In September, we completed the fourth month of juvenile lobster surveys in Akumal.  On average, we found about 30 juvenile lobsters living in the collectors at each one of our sites in Akumal Bay and Akumal Sur.  June was a particularly good month when we counted 70 baby lobsters in the Akumal Bay collectors and 51 lobsters in the Akumal Sur collectors.  In July, August and September, the numbers leveled out to an average of about 20 lobsters for Akumal Bay and 30 for Akumal Sur.

How do we record information on juvenile lobsters? 

Every month, one week after new moon, Mexiconservación staff and volunteers head out to the collectors in Akumal Dive Shop's most environmentally friendly boat (flat hull and 4 stroke retractable engines!).  We hoist the collectors onto the boat and turn them upside down to let the filters open up.

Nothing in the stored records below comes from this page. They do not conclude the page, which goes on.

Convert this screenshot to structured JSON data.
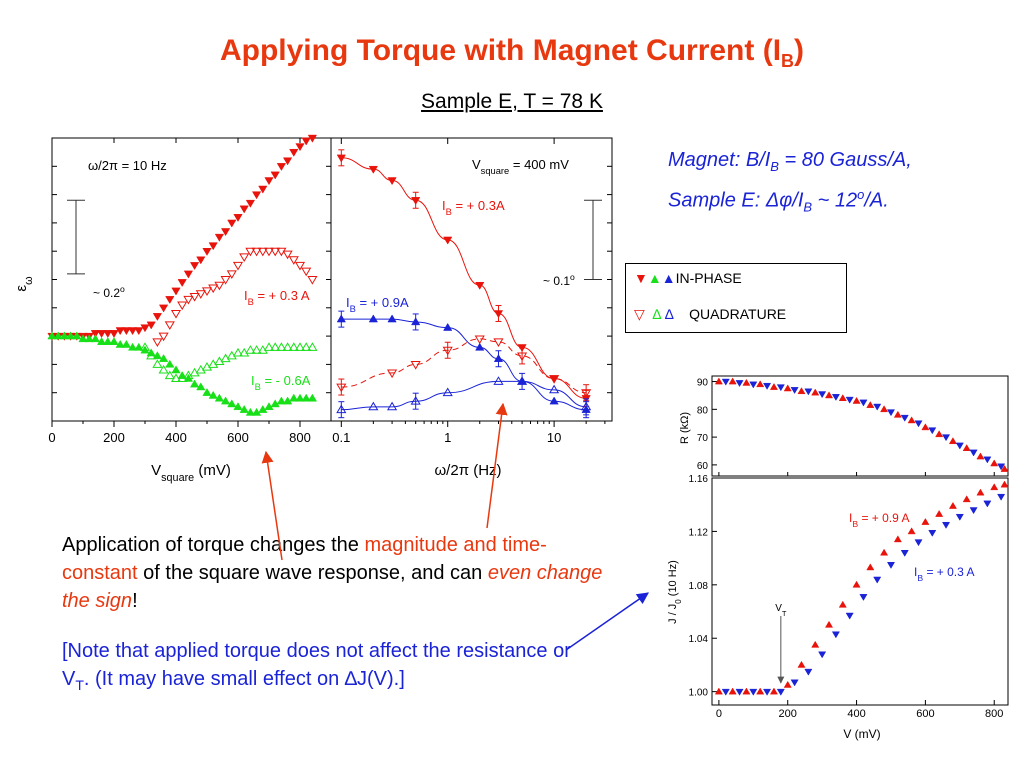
{
  "title": "Applying Torque with Magnet Current (I",
  "title_sub": "B",
  "title_end": ")",
  "subtitle": "Sample E,   T = 78 K",
  "magnet_note": {
    "line1_a": "Magnet: B/I",
    "line1_sub": "B",
    "line1_b": " = 80 Gauss/A,",
    "line2_a": "Sample E: ",
    "line2_dphi": "Δφ",
    "line2_b": "/I",
    "line2_sub": "B",
    "line2_c": " ~ 12",
    "line2_sup": "o",
    "line2_d": "/A."
  },
  "legend": {
    "inphase_label": "IN-PHASE",
    "quadrature_label": "QUADRATURE",
    "colors": {
      "red": "#e8140c",
      "green": "#18e018",
      "blue": "#1a23d6"
    }
  },
  "body": {
    "p1_a": "Application of torque changes the ",
    "p1_red1": "magnitude and time-constant",
    "p1_b": " of the square wave response, and can ",
    "p1_red2": "even change the sign",
    "p1_c": "!",
    "p2_a": "[Note that applied torque does not affect the resistance or V",
    "p2_sub": "T",
    "p2_b": ".  (It may have small effect on ",
    "p2_delta": "∆",
    "p2_c": "J(V).]"
  },
  "chart_data": [
    {
      "id": "left",
      "type": "scatter",
      "xlabel": "V",
      "xlabel_sub": "square",
      "xlabel_unit": " (mV)",
      "ylabel": "ε",
      "ylabel_sub": "ω",
      "xlim": [
        0,
        900
      ],
      "ylim": [
        0,
        1
      ],
      "x_ticks": [
        0,
        200,
        400,
        600,
        800
      ],
      "y_ticks_shown": false,
      "annotation_freq": "ω/2π  = 10 Hz",
      "scalebar_label": "~ 0.2",
      "scalebar_sup": "o",
      "scalebar_range": [
        0.52,
        0.78
      ],
      "series_labels": [
        {
          "text_a": "I",
          "sub": "B",
          "text_b": " = + 0.3 A",
          "color": "#e8140c"
        },
        {
          "text_a": "I",
          "sub": "B",
          "text_b": " = - 0.6A",
          "color": "#18e018"
        }
      ],
      "series": [
        {
          "name": "I_B = +0.3 A in-phase",
          "marker": "tri-down-filled",
          "color": "#e8140c",
          "x": [
            0,
            20,
            40,
            60,
            80,
            100,
            120,
            140,
            160,
            180,
            200,
            220,
            240,
            260,
            280,
            300,
            320,
            340,
            360,
            380,
            400,
            420,
            440,
            460,
            480,
            500,
            520,
            540,
            560,
            580,
            600,
            620,
            640,
            660,
            680,
            700,
            720,
            740,
            760,
            780,
            800,
            820,
            840
          ],
          "y": [
            0.3,
            0.3,
            0.3,
            0.3,
            0.3,
            0.3,
            0.3,
            0.31,
            0.31,
            0.31,
            0.31,
            0.32,
            0.32,
            0.32,
            0.32,
            0.33,
            0.34,
            0.37,
            0.4,
            0.43,
            0.46,
            0.49,
            0.52,
            0.55,
            0.57,
            0.6,
            0.62,
            0.65,
            0.67,
            0.7,
            0.72,
            0.75,
            0.77,
            0.8,
            0.82,
            0.85,
            0.87,
            0.9,
            0.92,
            0.95,
            0.97,
            0.99,
            1.0
          ]
        },
        {
          "name": "I_B = +0.3 A quadrature",
          "marker": "tri-down-open",
          "color": "#e8140c",
          "x": [
            340,
            360,
            380,
            400,
            420,
            440,
            460,
            480,
            500,
            520,
            540,
            560,
            580,
            600,
            620,
            640,
            660,
            680,
            700,
            720,
            740,
            760,
            780,
            800,
            820,
            840
          ],
          "y": [
            0.28,
            0.3,
            0.34,
            0.38,
            0.41,
            0.43,
            0.44,
            0.45,
            0.46,
            0.47,
            0.48,
            0.5,
            0.52,
            0.55,
            0.58,
            0.6,
            0.6,
            0.6,
            0.6,
            0.6,
            0.6,
            0.59,
            0.57,
            0.55,
            0.53,
            0.5
          ]
        },
        {
          "name": "I_B = -0.6A in-phase",
          "marker": "tri-up-filled",
          "color": "#18e018",
          "x": [
            0,
            20,
            40,
            60,
            80,
            100,
            120,
            140,
            160,
            180,
            200,
            220,
            240,
            260,
            280,
            300,
            320,
            340,
            360,
            380,
            400,
            420,
            440,
            460,
            480,
            500,
            520,
            540,
            560,
            580,
            600,
            620,
            640,
            660,
            680,
            700,
            720,
            740,
            760,
            780,
            800,
            820,
            840
          ],
          "y": [
            0.3,
            0.3,
            0.3,
            0.3,
            0.3,
            0.29,
            0.29,
            0.29,
            0.28,
            0.28,
            0.28,
            0.27,
            0.27,
            0.26,
            0.26,
            0.25,
            0.24,
            0.23,
            0.22,
            0.2,
            0.18,
            0.16,
            0.15,
            0.13,
            0.12,
            0.1,
            0.09,
            0.08,
            0.07,
            0.06,
            0.05,
            0.04,
            0.03,
            0.03,
            0.04,
            0.05,
            0.06,
            0.07,
            0.07,
            0.08,
            0.08,
            0.08,
            0.08
          ]
        },
        {
          "name": "I_B = -0.6A quadrature",
          "marker": "tri-up-open",
          "color": "#18e018",
          "x": [
            300,
            320,
            340,
            360,
            380,
            400,
            420,
            440,
            460,
            480,
            500,
            520,
            540,
            560,
            580,
            600,
            620,
            640,
            660,
            680,
            700,
            720,
            740,
            760,
            780,
            800,
            820,
            840
          ],
          "y": [
            0.26,
            0.23,
            0.2,
            0.18,
            0.16,
            0.15,
            0.15,
            0.16,
            0.17,
            0.18,
            0.19,
            0.2,
            0.21,
            0.22,
            0.23,
            0.24,
            0.24,
            0.25,
            0.25,
            0.25,
            0.26,
            0.26,
            0.26,
            0.26,
            0.26,
            0.26,
            0.26,
            0.26
          ]
        }
      ]
    },
    {
      "id": "middle",
      "type": "scatter",
      "xscale": "log",
      "xlabel": "ω/2π   (Hz)",
      "xlim": [
        0.08,
        35
      ],
      "ylim": [
        0,
        1
      ],
      "x_ticks": [
        0.1,
        1,
        10
      ],
      "x_tick_labels": [
        "0.1",
        "1",
        "10"
      ],
      "annotation_a": "V",
      "annotation_sub": "square",
      "annotation_b": " = 400 mV",
      "scalebar_label": "~ 0.1",
      "scalebar_sup": "o",
      "scalebar_range": [
        0.5,
        0.78
      ],
      "series_labels": [
        {
          "text_a": "I",
          "sub": "B",
          "text_b": " = + 0.3A",
          "color": "#e8140c"
        },
        {
          "text_a": "I",
          "sub": "B",
          "text_b": " = + 0.9A",
          "color": "#1a23d6"
        }
      ],
      "series": [
        {
          "name": "I_B = +0.3A in-phase",
          "marker": "tri-down-filled",
          "color": "#e8140c",
          "x": [
            0.1,
            0.2,
            0.3,
            0.5,
            1,
            2,
            3,
            5,
            10,
            20
          ],
          "y": [
            0.93,
            0.89,
            0.85,
            0.78,
            0.64,
            0.48,
            0.38,
            0.26,
            0.15,
            0.08
          ]
        },
        {
          "name": "I_B = +0.3A quadrature",
          "marker": "tri-down-open",
          "color": "#e8140c",
          "x": [
            0.1,
            0.3,
            0.5,
            1,
            2,
            3,
            5,
            10,
            20
          ],
          "y": [
            0.12,
            0.17,
            0.2,
            0.25,
            0.29,
            0.28,
            0.23,
            0.15,
            0.1
          ]
        },
        {
          "name": "I_B = +0.9A in-phase",
          "marker": "tri-up-filled",
          "color": "#1a23d6",
          "x": [
            0.1,
            0.2,
            0.3,
            0.5,
            1,
            2,
            3,
            5,
            10,
            20
          ],
          "y": [
            0.36,
            0.36,
            0.36,
            0.35,
            0.33,
            0.26,
            0.22,
            0.14,
            0.07,
            0.04
          ]
        },
        {
          "name": "I_B = +0.9A quadrature",
          "marker": "tri-up-open",
          "color": "#1a23d6",
          "x": [
            0.1,
            0.2,
            0.3,
            0.5,
            1,
            3,
            5,
            10,
            20
          ],
          "y": [
            0.04,
            0.05,
            0.05,
            0.07,
            0.1,
            0.14,
            0.14,
            0.11,
            0.05
          ]
        }
      ]
    },
    {
      "id": "resistance",
      "type": "scatter",
      "ylabel": "R  (kΩ)",
      "xlim": [
        -20,
        840
      ],
      "ylim": [
        56,
        92
      ],
      "y_ticks": [
        60,
        70,
        80,
        90
      ],
      "series": [
        {
          "name": "I_B = + 0.9 A",
          "marker": "tri-up-filled",
          "color": "#e8140c",
          "x": [
            0,
            40,
            80,
            120,
            160,
            200,
            240,
            280,
            320,
            360,
            400,
            440,
            480,
            520,
            560,
            600,
            640,
            680,
            720,
            760,
            800,
            830
          ],
          "y": [
            90,
            90,
            89.5,
            89,
            88,
            87.5,
            86.5,
            86,
            85,
            84,
            83,
            81.5,
            80,
            78,
            76,
            73.5,
            71,
            68.5,
            66,
            63,
            60.5,
            58.5
          ]
        },
        {
          "name": "I_B = + 0.3 A",
          "marker": "tri-down-filled",
          "color": "#1a23d6",
          "x": [
            20,
            60,
            100,
            140,
            180,
            220,
            260,
            300,
            340,
            380,
            420,
            460,
            500,
            540,
            580,
            620,
            660,
            700,
            740,
            780,
            820
          ],
          "y": [
            90,
            89.5,
            89,
            88.5,
            88,
            87,
            86.5,
            85.5,
            84.5,
            83.5,
            82.5,
            81,
            79,
            77,
            75,
            72.5,
            70,
            67,
            64.5,
            62,
            59.5
          ]
        }
      ]
    },
    {
      "id": "current",
      "type": "scatter",
      "xlabel": "V  (mV)",
      "ylabel": "J / J",
      "ylabel_sub": "0",
      "ylabel_unit": "    (10 Hz)",
      "xlim": [
        -20,
        840
      ],
      "ylim": [
        0.99,
        1.16
      ],
      "x_ticks": [
        0,
        200,
        400,
        600,
        800
      ],
      "y_ticks": [
        1.0,
        1.04,
        1.08,
        1.12,
        1.16
      ],
      "y_tick_labels": [
        "1.00",
        "1.04",
        "1.08",
        "1.12",
        "1.16"
      ],
      "vt_label": "V",
      "vt_sub": "T",
      "vt_x": 180,
      "series_labels": [
        {
          "text_a": "I",
          "sub": "B",
          "text_b": " = + 0.9 A",
          "color": "#e8140c"
        },
        {
          "text_a": "I",
          "sub": "B",
          "text_b": " = + 0.3 A",
          "color": "#1a23d6"
        }
      ],
      "series": [
        {
          "name": "I_B = + 0.9 A",
          "marker": "tri-up-filled",
          "color": "#e8140c",
          "x": [
            0,
            40,
            80,
            120,
            160,
            200,
            240,
            280,
            320,
            360,
            400,
            440,
            480,
            520,
            560,
            600,
            640,
            680,
            720,
            760,
            800,
            830
          ],
          "y": [
            1.0,
            1.0,
            1.0,
            1.0,
            1.0,
            1.005,
            1.02,
            1.035,
            1.05,
            1.065,
            1.08,
            1.093,
            1.104,
            1.114,
            1.12,
            1.127,
            1.133,
            1.139,
            1.144,
            1.149,
            1.153,
            1.155
          ]
        },
        {
          "name": "I_B = + 0.3 A",
          "marker": "tri-down-filled",
          "color": "#1a23d6",
          "x": [
            20,
            60,
            100,
            140,
            180,
            220,
            260,
            300,
            340,
            380,
            420,
            460,
            500,
            540,
            580,
            620,
            660,
            700,
            740,
            780,
            820
          ],
          "y": [
            1.0,
            1.0,
            1.0,
            1.0,
            1.0,
            1.007,
            1.015,
            1.028,
            1.043,
            1.057,
            1.071,
            1.084,
            1.095,
            1.104,
            1.112,
            1.119,
            1.125,
            1.131,
            1.136,
            1.141,
            1.146
          ]
        }
      ]
    }
  ]
}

We collect all the lobsters in a bowl and count them.  We then reattach the collectors in their original position and place all the lobsters back on top of the collector, where they stay until they are large enough to just let themselves fall down to the sea bottom and begin their lives as adults !

What is a collector?

The collectors consist of a rectangular framework of PVC pipe, with six cross supports from which 6 sheets of "hogs-hair" air conditioner filter material hang.  The hog-hair filters successfully mimic the structure and consistency of the macro-algae Laurencia, which is the preferred natural settlement habitat.  The collectors are moored in 1-3 m of water, with the frame floating at the surface, and the hogs-hair hanging vertically down.  This design presents the maximum possible surface area to attract post-larval lobsters.